INTERVIEW

En pleine épidémie mondiale de Covid-19, les économies sont en difficulté et chaque pays cherche à prouver sa compétitivité pour attirer de nouveaux investisseurs. A l’instar de la France qui organisait une nouvelle édition – virtuelle – du sommet “Choose France”, réunissant une centaine de chefs d’entreprise, lundi. Objectif : présenter le plan de relance et donner envie aux multinationales d’investir sur le sol national. Et pour l’instant, l’Hexagone ne s’en sort pas trop mal. En 2020, malgré un volume globalement en baisse de 40%, “la France a été parmi les pays les plus attractifs”, devant l’Allemagne ou le Royaume-Uni, a assuré Franck Riester, ministre délégué, chargé du Commerce extérieur et de l’Attractivité, invité d’Europe 1, lundi. 

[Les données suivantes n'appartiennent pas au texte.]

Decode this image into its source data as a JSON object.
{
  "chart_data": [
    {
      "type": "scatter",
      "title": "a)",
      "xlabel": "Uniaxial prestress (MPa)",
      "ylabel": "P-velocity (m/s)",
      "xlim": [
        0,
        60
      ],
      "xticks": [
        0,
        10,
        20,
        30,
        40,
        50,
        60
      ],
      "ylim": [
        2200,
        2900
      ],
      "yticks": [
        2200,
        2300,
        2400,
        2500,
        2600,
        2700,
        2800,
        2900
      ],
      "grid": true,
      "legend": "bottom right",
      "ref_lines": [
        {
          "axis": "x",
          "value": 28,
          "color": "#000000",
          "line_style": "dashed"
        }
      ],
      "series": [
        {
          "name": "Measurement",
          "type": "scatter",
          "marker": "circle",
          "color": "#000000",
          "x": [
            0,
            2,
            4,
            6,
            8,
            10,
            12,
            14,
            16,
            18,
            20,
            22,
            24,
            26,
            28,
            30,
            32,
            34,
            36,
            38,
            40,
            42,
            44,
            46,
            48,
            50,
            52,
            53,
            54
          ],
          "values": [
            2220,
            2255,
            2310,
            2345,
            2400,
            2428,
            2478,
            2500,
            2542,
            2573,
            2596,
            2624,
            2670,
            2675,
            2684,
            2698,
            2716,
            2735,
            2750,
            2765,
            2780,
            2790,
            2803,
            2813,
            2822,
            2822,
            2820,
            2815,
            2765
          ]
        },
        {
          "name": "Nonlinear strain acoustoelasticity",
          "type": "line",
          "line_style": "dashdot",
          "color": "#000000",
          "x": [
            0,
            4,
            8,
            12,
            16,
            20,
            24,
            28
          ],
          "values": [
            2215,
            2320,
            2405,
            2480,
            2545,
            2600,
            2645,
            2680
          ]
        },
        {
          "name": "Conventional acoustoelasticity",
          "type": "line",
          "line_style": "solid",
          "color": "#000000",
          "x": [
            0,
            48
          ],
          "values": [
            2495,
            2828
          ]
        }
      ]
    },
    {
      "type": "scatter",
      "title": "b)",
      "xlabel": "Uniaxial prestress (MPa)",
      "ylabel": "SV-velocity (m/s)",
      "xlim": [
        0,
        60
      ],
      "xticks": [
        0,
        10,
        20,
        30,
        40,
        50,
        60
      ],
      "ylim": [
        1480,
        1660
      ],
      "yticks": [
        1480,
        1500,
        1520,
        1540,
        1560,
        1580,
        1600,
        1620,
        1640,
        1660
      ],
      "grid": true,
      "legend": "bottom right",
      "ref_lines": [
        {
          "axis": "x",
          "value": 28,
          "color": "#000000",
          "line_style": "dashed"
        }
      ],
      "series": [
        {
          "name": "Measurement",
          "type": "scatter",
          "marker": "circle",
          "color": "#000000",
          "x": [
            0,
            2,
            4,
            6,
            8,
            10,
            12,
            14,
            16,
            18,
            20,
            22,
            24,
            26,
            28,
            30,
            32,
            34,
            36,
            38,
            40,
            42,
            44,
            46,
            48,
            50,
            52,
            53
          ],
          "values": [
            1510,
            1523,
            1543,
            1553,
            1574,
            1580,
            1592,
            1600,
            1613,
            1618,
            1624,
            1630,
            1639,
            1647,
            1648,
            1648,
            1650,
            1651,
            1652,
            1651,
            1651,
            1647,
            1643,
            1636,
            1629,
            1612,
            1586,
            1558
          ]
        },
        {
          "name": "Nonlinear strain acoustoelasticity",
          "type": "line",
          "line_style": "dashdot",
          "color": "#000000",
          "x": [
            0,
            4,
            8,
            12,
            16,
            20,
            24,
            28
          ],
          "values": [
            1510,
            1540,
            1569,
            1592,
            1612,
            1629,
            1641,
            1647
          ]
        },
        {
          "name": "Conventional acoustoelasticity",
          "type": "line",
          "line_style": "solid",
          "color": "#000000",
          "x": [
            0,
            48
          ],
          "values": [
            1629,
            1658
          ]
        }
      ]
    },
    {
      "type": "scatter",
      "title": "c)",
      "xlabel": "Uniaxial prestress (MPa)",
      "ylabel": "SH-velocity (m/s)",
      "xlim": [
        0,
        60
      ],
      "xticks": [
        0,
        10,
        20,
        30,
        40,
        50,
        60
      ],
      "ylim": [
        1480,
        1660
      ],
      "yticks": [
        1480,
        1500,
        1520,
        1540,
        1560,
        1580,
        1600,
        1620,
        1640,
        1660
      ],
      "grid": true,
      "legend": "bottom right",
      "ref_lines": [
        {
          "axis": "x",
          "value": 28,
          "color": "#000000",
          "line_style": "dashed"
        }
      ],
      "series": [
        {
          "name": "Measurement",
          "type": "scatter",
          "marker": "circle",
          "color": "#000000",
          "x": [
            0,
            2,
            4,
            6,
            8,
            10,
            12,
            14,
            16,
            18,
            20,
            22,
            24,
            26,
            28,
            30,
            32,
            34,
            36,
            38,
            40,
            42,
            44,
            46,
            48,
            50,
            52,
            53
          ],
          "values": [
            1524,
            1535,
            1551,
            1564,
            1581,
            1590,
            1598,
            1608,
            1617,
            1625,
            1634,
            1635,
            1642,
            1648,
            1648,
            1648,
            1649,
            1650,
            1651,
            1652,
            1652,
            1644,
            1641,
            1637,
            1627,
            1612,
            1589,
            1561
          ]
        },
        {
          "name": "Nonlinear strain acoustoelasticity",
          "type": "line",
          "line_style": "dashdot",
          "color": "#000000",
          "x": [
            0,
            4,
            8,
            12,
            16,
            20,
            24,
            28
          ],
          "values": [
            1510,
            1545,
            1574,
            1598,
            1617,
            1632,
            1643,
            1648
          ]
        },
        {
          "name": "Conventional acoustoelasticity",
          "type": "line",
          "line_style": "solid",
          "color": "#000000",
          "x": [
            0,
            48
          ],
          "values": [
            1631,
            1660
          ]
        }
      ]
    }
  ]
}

“Ils sont attentifs à ce qui est fait en France”, souligne le ministre à propos des chefs d’entreprises internationaux. “Ils saluent deux choses dans cette année 2020 : les mesures d’urgence prises pour préserver l’outil économique : les entreprises, leurs salariés. Et deuxièmement ce plan de relance”.

La France a des arguments pour séduire…

Le ministre compte sur l’effet “moyen et long terme” de cette relance massive. “Avec un focus sur à la fois la compétitivité de nos entreprises, avec la baisse des impôts de production. Et puis aussi sur des technologies d’avenir, pour que l’économie française soit plus décarbonée et digitale après la crise. Et donc plus résiliente et apte à accompagner les investissements des différentes entreprises”, assure-t-il. 

Pour attirer les investisseurs, la France a plusieurs arguments, parmi lesquels un accès au marché européen unique, premier en termes de taille dans le monde, et des talents. “Des femmes et des hommes demandées par les entreprises”, précise Franck Riester. Format virtuel oblige, les traditionnelles grandes annonces d’investissement sur le sol national ont été reportés à cet été, où un sommet “Choose France” taille réelle devrait avoir lieu à Versailles. 

… Mais pas à n’importe quel prix

En revanche, dans certains secteurs clés, pas question d’accepter les investissements à tout prix. Le groupe canadien Couche-Tard s’est ainsi vu refuser dernièrement d’acheter Carrefour, avec un véto de Bercy au nom de la souveraineté alimentaire du pays. Dans un autre registre, l’implantation d’une usine Huawei dans le Bas-Rhin suscite des inquiétudes et les opérateurs télécoms préfèrent collaborer avec des installations européennes pour développer la technologie de la 5G, comme celles de Nokia ou Ericsson, plutôt qu’avec le géant chinois. 

“Dans notre politique aujourd’hui, il y a à la fois la politique d’attractivité, d’amélioration de la compétitivité (…) mais en même temps on veut être plus souverain, moins naïf sur un certain nombre de secteurs ou de fleurons industriels”, explique Franck Riester, qui se défend d’une stigmatisation d’une entreprise ou d’un pays en particulier. “On dit juste que, nous européens, sur des secteurs et technologies stratégiques, on veut garder la main. Il en va de notre protection de données industrielles et privées.”

“Il faut qu’on arrête de subir des décisions qui auront des impacts sur nos filières industriels, notre souveraineté”, réaffirme le ministre chargé du Commerce extérieur. “Venir chez nous ce n’est pas forcément racheter nos entreprises. C’est aussi venir investir dans de nouvelles structures, usines, services”.